Texto transcluido de
COM:Botswana

Botsuana

This page provides an overview of copyright rules of Botswana relevant to uploading works into Wikimedia Commons. Note that any work originating in Botswana must be in the public domain, or available under a free license, in both Botswana and the United States before it can be uploaded to Wikimedia Commons. If there is any doubt about the copyright status of a work from Botswana, refer to the relevant laws for clarification.

Background

Botswana was formerly the British protectorate of Bechuanaland. The country adopted its new name after becoming independent within the Commonwealth on 30 September 1966.

Botswana has been a member of the Berne Convention since 15 April 1998, the WIPO treaty since 27 January 2005 and the World Trade Organization since 31 May 1995, as well as a signatory to various other international treaties.[1]

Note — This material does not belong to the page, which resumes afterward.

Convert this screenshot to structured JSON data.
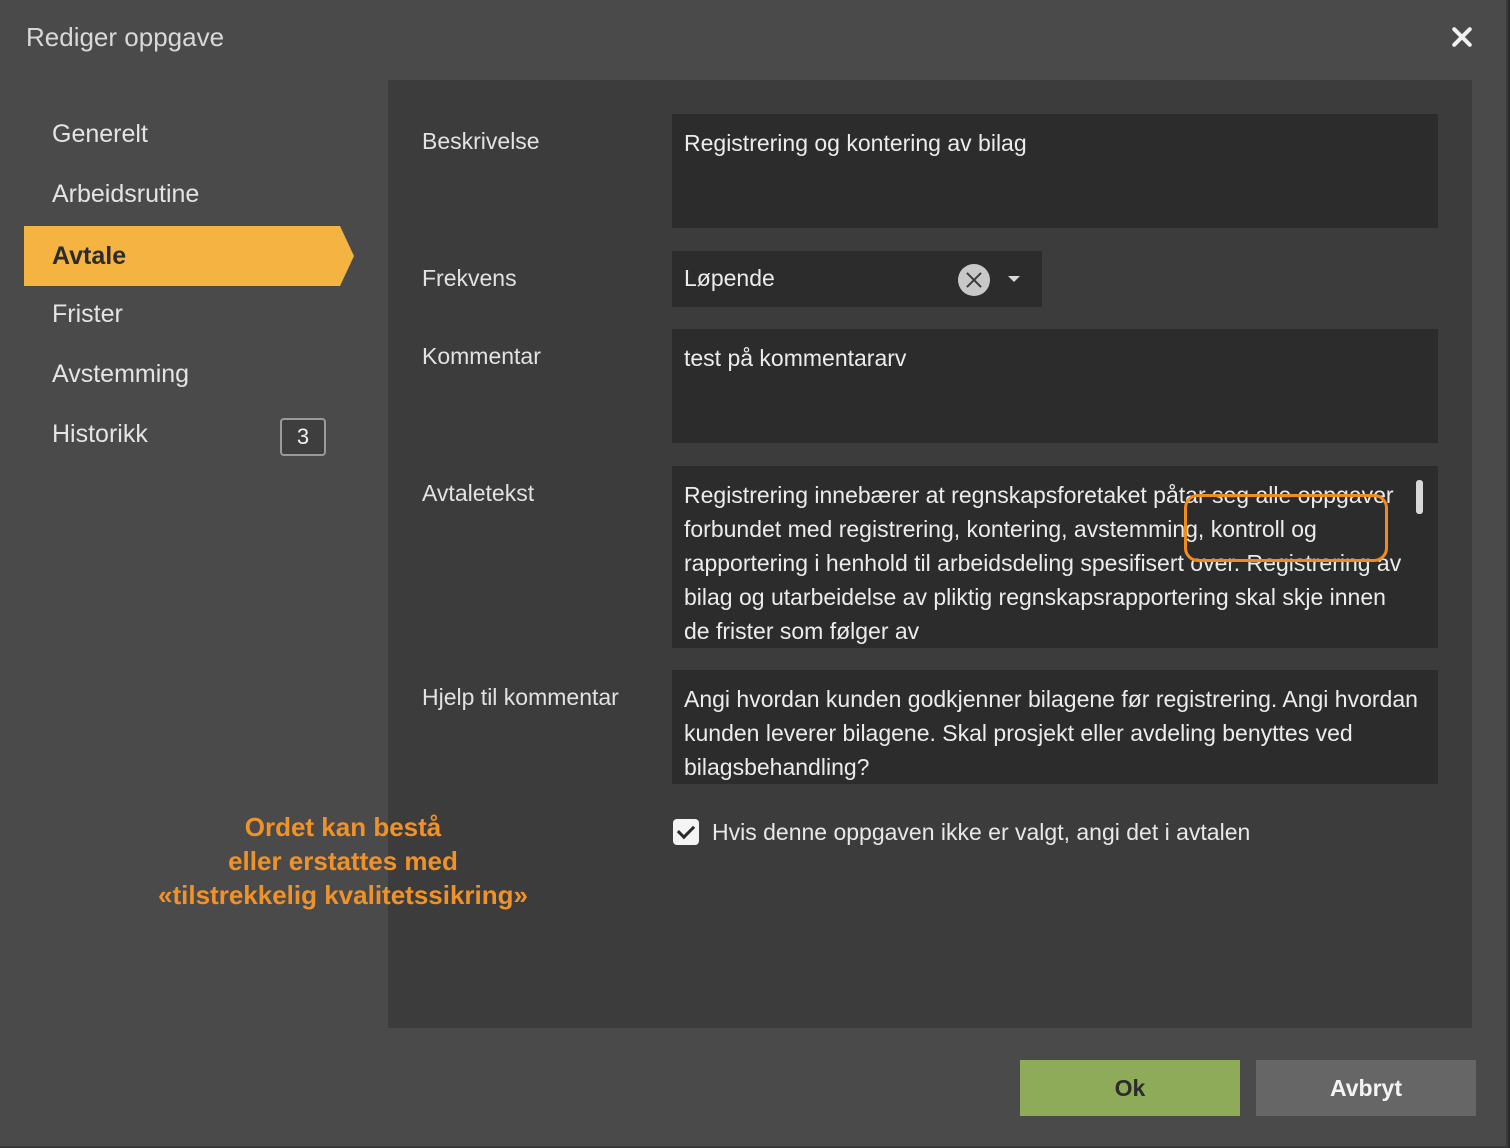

As of 2018 the World Intellectual Property Organization (WIPO), an agency of the United Nations, listed the Copyright & Neighboring Rights Act, 2000 (Act No. 6 of 2006) as the main IP law enacted by the legislature of Botswana.[1] WIPO holds the text of this law in their WIPO Lex database.[2]

General rules

Under Act 6 of 2006,

  • Copyright in individual works is protected 50 years from the death of the author.[2006 Section 10.1]
  • For joint works, copyright is protected for 50 years from death of the last surviving author.[2006 Section 10.2]
  • For collective works and audiovisual works copyright is protected 50 years from the date of publication.[2006 Section 10.3]
  • For anonymous works or pseudonymous works copyright is protected 50 years from the date of publication.[2006 Section 10.4]
  • For works of applied art, copyright is protected for 25 years from creation.[2006 Section 10.5]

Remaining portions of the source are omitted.